Asumo que es verdad, que mis flujos corporales y mis carnes explotadas son el pan y son el vino (ofrenda y sacrificio) de nuestro sistema; acepto que es verdad y que soy un poco puta, que mantengo relaciones laborales a cambio de un puñado de euros, que vendo mi cuerpo igual que lo hacen los hombres. Yo no quiero convertirme en jueza, carcelera y verdugo. Por eso estamos aquí danzando contradicciones. Bailarina amotinada y cancerbera de las normas de ortografía. Plañidera insurrecta y asesina de los hombres. Doce horas de trabajo y mi espalda dolorida. Doce horas de docencia tramando ejecuciones. Después me desvisto y buceo en el silencio salobre del mar Mediterráneo.

Un sueño recurrente: los alumnos desertan, desaparecen, no asisten más a clase, se los traga la tierra, las aulas quedan vacías, yo sigo yendo al trabajo, continúo entrando en clase, ese espacio amodorrado e inútil. Las horas se pierden en neblinas de tedio; los días se esfuman en un sopor libertario.
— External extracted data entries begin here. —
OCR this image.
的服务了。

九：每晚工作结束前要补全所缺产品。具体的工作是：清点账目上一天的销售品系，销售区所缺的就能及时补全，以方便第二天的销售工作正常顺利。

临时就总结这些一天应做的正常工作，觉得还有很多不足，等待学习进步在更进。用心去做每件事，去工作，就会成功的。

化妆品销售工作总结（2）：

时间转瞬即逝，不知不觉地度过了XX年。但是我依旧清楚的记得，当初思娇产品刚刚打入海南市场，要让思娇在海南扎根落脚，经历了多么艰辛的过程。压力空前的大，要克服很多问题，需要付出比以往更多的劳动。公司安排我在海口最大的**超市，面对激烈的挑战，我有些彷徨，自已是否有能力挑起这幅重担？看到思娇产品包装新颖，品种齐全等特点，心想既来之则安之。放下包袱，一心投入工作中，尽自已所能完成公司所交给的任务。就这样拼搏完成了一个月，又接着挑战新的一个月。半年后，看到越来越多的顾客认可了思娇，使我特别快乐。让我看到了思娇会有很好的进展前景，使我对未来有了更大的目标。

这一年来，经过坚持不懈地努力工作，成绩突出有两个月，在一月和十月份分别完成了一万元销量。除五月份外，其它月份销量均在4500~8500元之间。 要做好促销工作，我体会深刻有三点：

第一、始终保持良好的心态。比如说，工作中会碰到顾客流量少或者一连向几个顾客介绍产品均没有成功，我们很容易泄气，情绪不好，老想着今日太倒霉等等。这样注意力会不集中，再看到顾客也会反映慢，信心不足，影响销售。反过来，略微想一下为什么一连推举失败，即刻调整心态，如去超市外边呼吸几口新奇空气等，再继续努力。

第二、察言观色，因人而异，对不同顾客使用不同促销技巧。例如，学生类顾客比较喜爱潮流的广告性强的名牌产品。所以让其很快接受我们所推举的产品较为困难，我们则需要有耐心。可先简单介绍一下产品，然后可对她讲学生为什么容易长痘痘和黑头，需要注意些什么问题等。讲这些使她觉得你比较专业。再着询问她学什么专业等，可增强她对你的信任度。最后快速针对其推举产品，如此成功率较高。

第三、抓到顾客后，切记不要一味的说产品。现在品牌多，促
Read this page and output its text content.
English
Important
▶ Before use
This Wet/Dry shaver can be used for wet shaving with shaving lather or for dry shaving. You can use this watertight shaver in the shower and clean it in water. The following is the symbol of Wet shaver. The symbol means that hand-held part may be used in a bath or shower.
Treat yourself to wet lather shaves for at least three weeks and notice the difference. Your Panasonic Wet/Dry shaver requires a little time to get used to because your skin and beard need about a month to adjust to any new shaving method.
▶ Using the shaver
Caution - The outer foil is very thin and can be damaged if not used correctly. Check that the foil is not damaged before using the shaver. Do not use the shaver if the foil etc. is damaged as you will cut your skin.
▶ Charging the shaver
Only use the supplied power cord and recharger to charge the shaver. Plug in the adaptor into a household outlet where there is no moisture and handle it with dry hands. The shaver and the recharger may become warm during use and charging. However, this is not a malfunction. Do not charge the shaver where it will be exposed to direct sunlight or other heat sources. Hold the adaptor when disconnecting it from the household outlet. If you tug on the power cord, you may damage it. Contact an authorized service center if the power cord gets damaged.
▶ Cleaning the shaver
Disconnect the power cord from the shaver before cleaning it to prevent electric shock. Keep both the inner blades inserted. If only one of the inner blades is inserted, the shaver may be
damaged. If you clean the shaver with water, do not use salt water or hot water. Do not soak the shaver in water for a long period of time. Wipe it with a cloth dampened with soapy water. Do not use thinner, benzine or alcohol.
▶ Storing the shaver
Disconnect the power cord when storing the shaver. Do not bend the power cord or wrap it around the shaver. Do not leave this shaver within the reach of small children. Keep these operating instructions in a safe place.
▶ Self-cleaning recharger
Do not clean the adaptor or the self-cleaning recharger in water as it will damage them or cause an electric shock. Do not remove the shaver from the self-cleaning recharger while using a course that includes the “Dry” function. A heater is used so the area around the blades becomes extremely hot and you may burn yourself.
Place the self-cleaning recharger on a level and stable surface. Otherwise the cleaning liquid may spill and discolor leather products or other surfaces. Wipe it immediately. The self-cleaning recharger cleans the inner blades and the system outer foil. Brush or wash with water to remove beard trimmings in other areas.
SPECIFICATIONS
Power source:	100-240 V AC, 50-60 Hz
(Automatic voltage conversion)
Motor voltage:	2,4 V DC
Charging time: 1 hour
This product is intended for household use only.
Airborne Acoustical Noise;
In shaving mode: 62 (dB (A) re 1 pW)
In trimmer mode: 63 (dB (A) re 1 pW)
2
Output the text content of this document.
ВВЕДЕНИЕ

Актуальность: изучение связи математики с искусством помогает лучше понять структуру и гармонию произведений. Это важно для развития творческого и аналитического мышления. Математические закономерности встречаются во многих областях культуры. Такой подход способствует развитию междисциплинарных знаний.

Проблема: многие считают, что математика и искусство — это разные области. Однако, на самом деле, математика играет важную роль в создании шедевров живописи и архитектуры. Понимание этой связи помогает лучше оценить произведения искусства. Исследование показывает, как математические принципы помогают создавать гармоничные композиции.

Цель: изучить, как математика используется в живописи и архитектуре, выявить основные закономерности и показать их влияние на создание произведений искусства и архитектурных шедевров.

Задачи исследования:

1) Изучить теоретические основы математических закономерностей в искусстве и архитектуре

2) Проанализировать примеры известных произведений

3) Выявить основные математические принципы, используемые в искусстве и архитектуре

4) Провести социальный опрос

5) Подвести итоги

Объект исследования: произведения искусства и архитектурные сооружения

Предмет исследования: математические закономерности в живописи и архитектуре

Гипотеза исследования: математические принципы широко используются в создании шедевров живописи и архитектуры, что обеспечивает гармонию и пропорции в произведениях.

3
Otro sueño frecuente: mi aula ruge de emoción estética, los cuadernos de los estudiantes esgrimen argumentos infalibles contra la meritocracia, insultan con poemas excelsos la cultura del esfuerzo y de la competitividad. Entre la pulsión de desistir ante un paisaje opresor que me destroza el alma y la fe que a veces todavía tengo en el poder subversivo de la enseñanza, está mi cuerpo herido por la innovación pedagógica. Entre la rendición a un sistema perverso que yo veo irreversible y la esperanza impostada de que mi trabajo sirve, está mi cuerpo estragado por las técnicas de cohesión de grupo. A mi total sumisión al régimen masculino del dinero y del trabajo, opongo el ademán de girarme hacia Sodoma. No hay manera de arreglar la grieta. Mira si no mi escritura como humo de volcán en discreta erupción. Mira el miedo con que danzo este baile terrorista, la humildad con que ejecuto el ardor de la lava. Mira si no esta mujer que se agacha para atarse la sandalia y que escribe «basta».